With the spending power of France and Russia competing with La Liga and a resurgent Bundesliga, where does that leave the Premier League?
The Premier League has grown used to both current players and potential targets moving to La Liga over the years. Barcelona and Real Madrid are magnets for most footballers – attracting them with the mere mention of their name.
They are football’s equivalent of dream girls, opportunities that once offered are impossible to turn down.
When a club lost out to one of Spain’s big two, there was little supporters could do aside from shrug and accept it.
But last season saw a changing of the guard – with the re-emergence of the Bundesliga and the domestic and European domination of Bayern Munich.
A microcosm of the bigger picture is Mario Gotze’s summer move from Borussia Dortmund to Bayern. Here was a player who had previously spoken of his admiration for Manchester United, Real Madrid and Barcelona. A young man who had said, “In other leagues, you could develop further.”
And yet it wasn’t the league he ultimately changed, just the team competing in it.
So while once the Premier League had one rival country to compete with, now it had two.
That was until Monaco opened their wallet last week and duly bought over £100million worth of talent previously linked with some of England’s biggest clubs.

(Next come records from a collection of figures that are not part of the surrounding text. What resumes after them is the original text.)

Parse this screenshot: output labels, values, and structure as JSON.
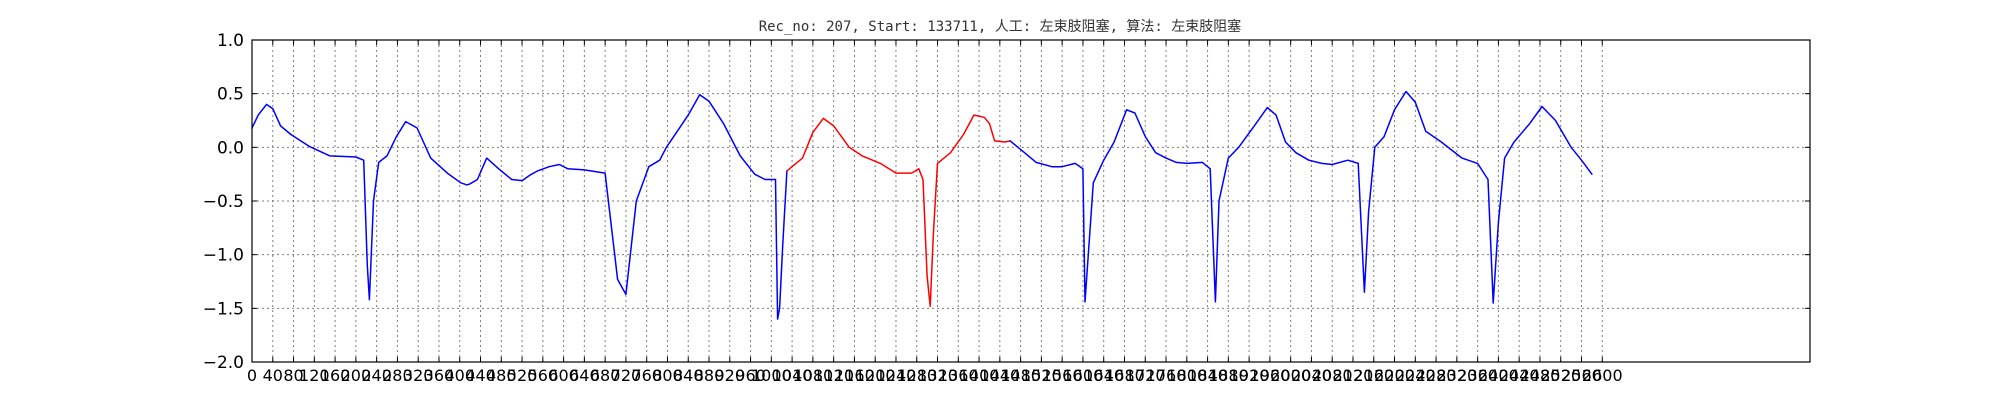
{
  "chart_data": {
    "type": "line",
    "title": "Rec_no: 207, Start: 133711, 人工: 左束肢阻塞, 算法: 左束肢阻塞",
    "xlabel": "",
    "ylabel": "",
    "xlim": [
      0,
      3000
    ],
    "ylim": [
      -2.0,
      1.0
    ],
    "grid": true,
    "y_ticks": [
      1.0,
      0.5,
      0.0,
      -0.5,
      -1.0,
      -1.5,
      -2.0
    ],
    "y_tick_labels": [
      "1.0",
      "0.5",
      "0.0",
      "−0.5",
      "−1.0",
      "−1.5",
      "−2.0"
    ],
    "x_ticks": [
      0,
      40,
      80,
      120,
      160,
      200,
      240,
      280,
      320,
      360,
      400,
      440,
      480,
      520,
      560,
      600,
      640,
      680,
      720,
      760,
      800,
      840,
      880,
      920,
      960,
      1000,
      1040,
      1080,
      1120,
      1160,
      1200,
      1240,
      1280,
      1320,
      1360,
      1400,
      1440,
      1480,
      1520,
      1560,
      1600,
      1640,
      1680,
      1720,
      1760,
      1800,
      1840,
      1880,
      1920,
      1960,
      2000,
      2040,
      2080,
      2120,
      2160,
      2200,
      2240,
      2280,
      2320,
      2360,
      2400,
      2440,
      2480,
      2520,
      2560,
      2600
    ],
    "colors": {
      "normal": "#0000ff",
      "highlight": "#ff0000"
    },
    "beats": [
      {
        "x": [
          0,
          12,
          28,
          40,
          55,
          75,
          110,
          150,
          200,
          215,
          222,
          226,
          234,
          244,
          260,
          278,
          296,
          318,
          344,
          376,
          402,
          414,
          420,
          434,
          452,
          475,
          500,
          520
        ],
        "y": [
          0.18,
          0.3,
          0.4,
          0.36,
          0.2,
          0.12,
          0.01,
          -0.08,
          -0.09,
          -0.12,
          -1.1,
          -1.42,
          -0.5,
          -0.14,
          -0.08,
          0.1,
          0.24,
          0.18,
          -0.1,
          -0.24,
          -0.33,
          -0.35,
          -0.34,
          -0.3,
          -0.1,
          -0.2,
          -0.3,
          -0.31
        ]
      },
      {
        "x": [
          520,
          535,
          550,
          572,
          592,
          608,
          640,
          680,
          704,
          720,
          740,
          764,
          785,
          798,
          812,
          840,
          862,
          880,
          908,
          940,
          968,
          988,
          1000,
          1008,
          1012,
          1016,
          1022,
          1030
        ],
        "y": [
          -0.31,
          -0.26,
          -0.22,
          -0.18,
          -0.16,
          -0.2,
          -0.21,
          -0.24,
          -1.23,
          -1.37,
          -0.5,
          -0.18,
          -0.12,
          0.0,
          0.1,
          0.3,
          0.49,
          0.43,
          0.22,
          -0.08,
          -0.25,
          -0.3,
          -0.3,
          -0.3,
          -1.6,
          -1.5,
          -0.9,
          -0.22
        ]
      },
      {
        "x": [
          1030,
          1060,
          1080,
          1100,
          1120,
          1150,
          1175,
          1195,
          1210
        ],
        "y": [
          -0.22,
          -0.1,
          0.14,
          0.27,
          0.2,
          0.0,
          -0.08,
          -0.12,
          -0.15
        ]
      },
      {
        "x": [
          1210,
          1240,
          1270,
          1284,
          1292,
          1300,
          1306,
          1312,
          1320,
          1345,
          1370,
          1390,
          1410,
          1420,
          1430,
          1450,
          1460
        ],
        "y": [
          -0.15,
          -0.24,
          -0.24,
          -0.2,
          -0.3,
          -1.2,
          -1.48,
          -0.8,
          -0.15,
          -0.05,
          0.12,
          0.3,
          0.28,
          0.22,
          0.06,
          0.05,
          0.06
        ]
      },
      {
        "x": [
          1460,
          1485,
          1510,
          1540,
          1560,
          1585,
          1600,
          1604,
          1620,
          1640,
          1660,
          1684,
          1700,
          1720,
          1740,
          1760,
          1780,
          1800,
          1830,
          1845,
          1855,
          1862,
          1880,
          1900,
          1930,
          1955,
          1972,
          1990,
          2010,
          2035,
          2060,
          2080
        ],
        "y": [
          0.06,
          -0.04,
          -0.14,
          -0.18,
          -0.18,
          -0.15,
          -0.2,
          -1.44,
          -0.33,
          -0.12,
          0.05,
          0.35,
          0.32,
          0.1,
          -0.05,
          -0.1,
          -0.14,
          -0.15,
          -0.14,
          -0.2,
          -1.44,
          -0.5,
          -0.1,
          0.0,
          0.2,
          0.37,
          0.3,
          0.05,
          -0.05,
          -0.12,
          -0.15,
          -0.16
        ]
      },
      {
        "x": [
          2080,
          2110,
          2130,
          2142,
          2150,
          2162,
          2180,
          2200,
          2222,
          2240,
          2260,
          2290,
          2330,
          2360,
          2380,
          2390,
          2400,
          2412,
          2430,
          2460,
          2484,
          2510,
          2540,
          2560,
          2580
        ],
        "y": [
          -0.16,
          -0.12,
          -0.15,
          -1.35,
          -0.6,
          0.0,
          0.1,
          0.35,
          0.52,
          0.42,
          0.15,
          0.05,
          -0.1,
          -0.15,
          -0.3,
          -1.45,
          -0.7,
          -0.1,
          0.05,
          0.22,
          0.38,
          0.25,
          0.0,
          -0.12,
          -0.25
        ]
      }
    ],
    "highlight_beats": [
      2,
      3
    ]
  }
}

Joao Moutinho almost joined Tottenham last summer, and for a time there had been talk of the move being resurrected this year. That was until the FC Porto player said he had no intention of going anywhere…and signed for the French side less than a week later.
Monaco’s renaissance also saw two former United targets move to the principality – James Rodriguez and Radamel Falcao. The latter was also high on Jose Mourinho’s wish-list in the weeks before he was finally unveiled as Chelsea’s second coming.
With Real Madrid now reportedly interested in Gareth Bale….and Luis Suarez…and long-time Manchester City target Edinson Cavani…could there be anyone left for English clubs to sign?
No one is foolish enough to think money doesn’t play a huge part in many players’ minds. As much as they say they love the game, they also love the paycheques. But while City and Chelsea can still compete financially, it seems they can no longer compete in whatever else it is that wins a footballer’s affections.
The English top flight may not be the ugliest of sisters, but it certainly isn’t the most attractive either. With the monetary muscle of Russian football winning the hand of yet more of the Premier League’s former targets, we may have to get used to being (and signing) the best of the rest.
Although there is another way to think about it: English clubs may not always be signing the biggest names, but at least they know that those who arrive are doing so for the love of our game.